This is one clever Cat
- Details
- Published on 20 July 2015

It’s a story of good old kiwi number eight wire ingenuity….applied to new-age technology.
It all started a year or so ago, with three blokes sitting in an engineering shop in Cambridge – looking at a 6x4 Cat CT630 in for conversion into a twin-steer….and shaking their heads.
They were reflecting on the amount of work involved in relocating stuff to make room for the second steerer, as Gough Cat national truck manager Murray Kernohan explains: “We’re going ‘crikey, to put the axle there, all the fuel tanks have gotta come back, the exhaust system’s gotta be modified, we’ve got to make up a new step, we’ve got to put a battery box on….’
“It's incredibly expensive every time you put a spanner on them and change anything. The dollars just start racking up. The reality is you’re looking at not quite 50 grand.
“And we’re thinking, ‘crikey, it’d be so much easier (and a lot cheaper), from a conversion point of view, if we could just position the axle further back – because there’s a big chunk of clear chassis there.”

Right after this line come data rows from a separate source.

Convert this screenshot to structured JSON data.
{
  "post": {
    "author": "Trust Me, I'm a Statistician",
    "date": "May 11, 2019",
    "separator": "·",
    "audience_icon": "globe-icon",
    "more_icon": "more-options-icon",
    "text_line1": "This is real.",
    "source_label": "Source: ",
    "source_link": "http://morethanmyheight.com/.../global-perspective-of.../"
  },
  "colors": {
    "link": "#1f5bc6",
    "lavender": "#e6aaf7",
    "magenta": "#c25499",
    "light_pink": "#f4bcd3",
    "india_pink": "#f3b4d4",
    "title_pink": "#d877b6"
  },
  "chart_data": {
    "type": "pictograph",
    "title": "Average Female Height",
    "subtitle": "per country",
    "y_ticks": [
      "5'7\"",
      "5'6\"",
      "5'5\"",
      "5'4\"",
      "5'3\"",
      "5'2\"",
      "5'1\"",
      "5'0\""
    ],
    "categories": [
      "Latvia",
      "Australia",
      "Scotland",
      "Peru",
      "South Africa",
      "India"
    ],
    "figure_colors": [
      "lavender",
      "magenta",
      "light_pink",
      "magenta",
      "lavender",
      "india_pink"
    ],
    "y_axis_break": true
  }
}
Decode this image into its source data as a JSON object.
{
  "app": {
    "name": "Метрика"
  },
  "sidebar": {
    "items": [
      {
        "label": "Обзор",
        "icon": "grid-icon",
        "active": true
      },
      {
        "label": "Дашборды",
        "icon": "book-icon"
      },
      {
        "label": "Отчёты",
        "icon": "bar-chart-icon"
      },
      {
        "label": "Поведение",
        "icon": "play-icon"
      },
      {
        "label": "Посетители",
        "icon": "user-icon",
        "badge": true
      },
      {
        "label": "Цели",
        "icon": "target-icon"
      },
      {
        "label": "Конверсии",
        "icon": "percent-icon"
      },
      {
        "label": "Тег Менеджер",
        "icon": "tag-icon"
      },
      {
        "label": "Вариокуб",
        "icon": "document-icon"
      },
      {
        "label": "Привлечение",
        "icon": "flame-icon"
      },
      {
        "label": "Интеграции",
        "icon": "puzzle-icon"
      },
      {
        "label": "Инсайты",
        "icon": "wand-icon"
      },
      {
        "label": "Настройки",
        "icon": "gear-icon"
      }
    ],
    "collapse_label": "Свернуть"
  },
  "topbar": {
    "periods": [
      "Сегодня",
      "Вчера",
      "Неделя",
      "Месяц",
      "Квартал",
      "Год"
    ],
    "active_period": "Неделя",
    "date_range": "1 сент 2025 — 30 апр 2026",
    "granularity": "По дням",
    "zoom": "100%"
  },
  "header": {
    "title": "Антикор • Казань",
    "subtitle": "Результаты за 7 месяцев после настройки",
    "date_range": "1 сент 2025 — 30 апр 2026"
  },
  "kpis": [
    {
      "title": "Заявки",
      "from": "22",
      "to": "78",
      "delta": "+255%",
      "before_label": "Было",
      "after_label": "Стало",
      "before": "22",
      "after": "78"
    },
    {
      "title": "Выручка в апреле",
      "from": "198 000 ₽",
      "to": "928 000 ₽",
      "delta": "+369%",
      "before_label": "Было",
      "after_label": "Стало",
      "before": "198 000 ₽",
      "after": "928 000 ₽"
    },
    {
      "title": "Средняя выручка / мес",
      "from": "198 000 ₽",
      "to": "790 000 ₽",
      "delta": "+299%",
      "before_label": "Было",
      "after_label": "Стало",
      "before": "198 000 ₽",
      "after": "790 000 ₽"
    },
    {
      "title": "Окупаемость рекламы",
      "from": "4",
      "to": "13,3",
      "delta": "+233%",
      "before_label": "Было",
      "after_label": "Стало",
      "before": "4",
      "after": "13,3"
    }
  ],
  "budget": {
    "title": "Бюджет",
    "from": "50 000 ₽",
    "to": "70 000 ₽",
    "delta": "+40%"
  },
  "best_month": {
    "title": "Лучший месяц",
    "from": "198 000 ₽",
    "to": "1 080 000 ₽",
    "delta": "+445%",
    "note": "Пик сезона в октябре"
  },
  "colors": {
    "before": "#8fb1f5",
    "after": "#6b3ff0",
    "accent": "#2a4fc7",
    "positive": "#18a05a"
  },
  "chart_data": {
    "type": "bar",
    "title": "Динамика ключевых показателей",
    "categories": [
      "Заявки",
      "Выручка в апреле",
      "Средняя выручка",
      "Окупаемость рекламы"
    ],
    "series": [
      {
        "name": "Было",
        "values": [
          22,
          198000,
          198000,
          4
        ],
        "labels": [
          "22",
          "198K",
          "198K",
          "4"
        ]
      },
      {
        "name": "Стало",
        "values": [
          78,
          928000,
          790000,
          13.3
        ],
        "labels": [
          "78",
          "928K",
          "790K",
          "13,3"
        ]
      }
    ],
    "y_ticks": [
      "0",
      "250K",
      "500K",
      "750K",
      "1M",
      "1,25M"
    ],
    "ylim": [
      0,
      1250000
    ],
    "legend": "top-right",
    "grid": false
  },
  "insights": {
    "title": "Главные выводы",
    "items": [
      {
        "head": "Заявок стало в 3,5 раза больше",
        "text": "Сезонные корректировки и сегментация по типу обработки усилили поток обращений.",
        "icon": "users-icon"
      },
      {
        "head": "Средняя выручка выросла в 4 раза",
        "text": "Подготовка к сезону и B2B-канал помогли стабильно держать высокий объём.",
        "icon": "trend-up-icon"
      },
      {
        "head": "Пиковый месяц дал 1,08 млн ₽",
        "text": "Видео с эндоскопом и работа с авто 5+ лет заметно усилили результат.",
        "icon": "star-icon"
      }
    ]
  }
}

TSV Consultants senior engineer Marin Vujcich – one of the trio, along with Peter Wilkinson, boss of Wilkinson Engineering (which does the Cat conversions work) – said that, in fact, the regs on the two-metre maximum wheelbase for twin-steer axles had just been relaxed.
It was a bit of a “Eureka!” moment. It meant that, theoretically at least, the second steer axle could fit into the relatively empty space on the chassis – pushing the steer axles’ wheelbase out to three metres rather than the 2m of the seven or eight 8x4s built previously.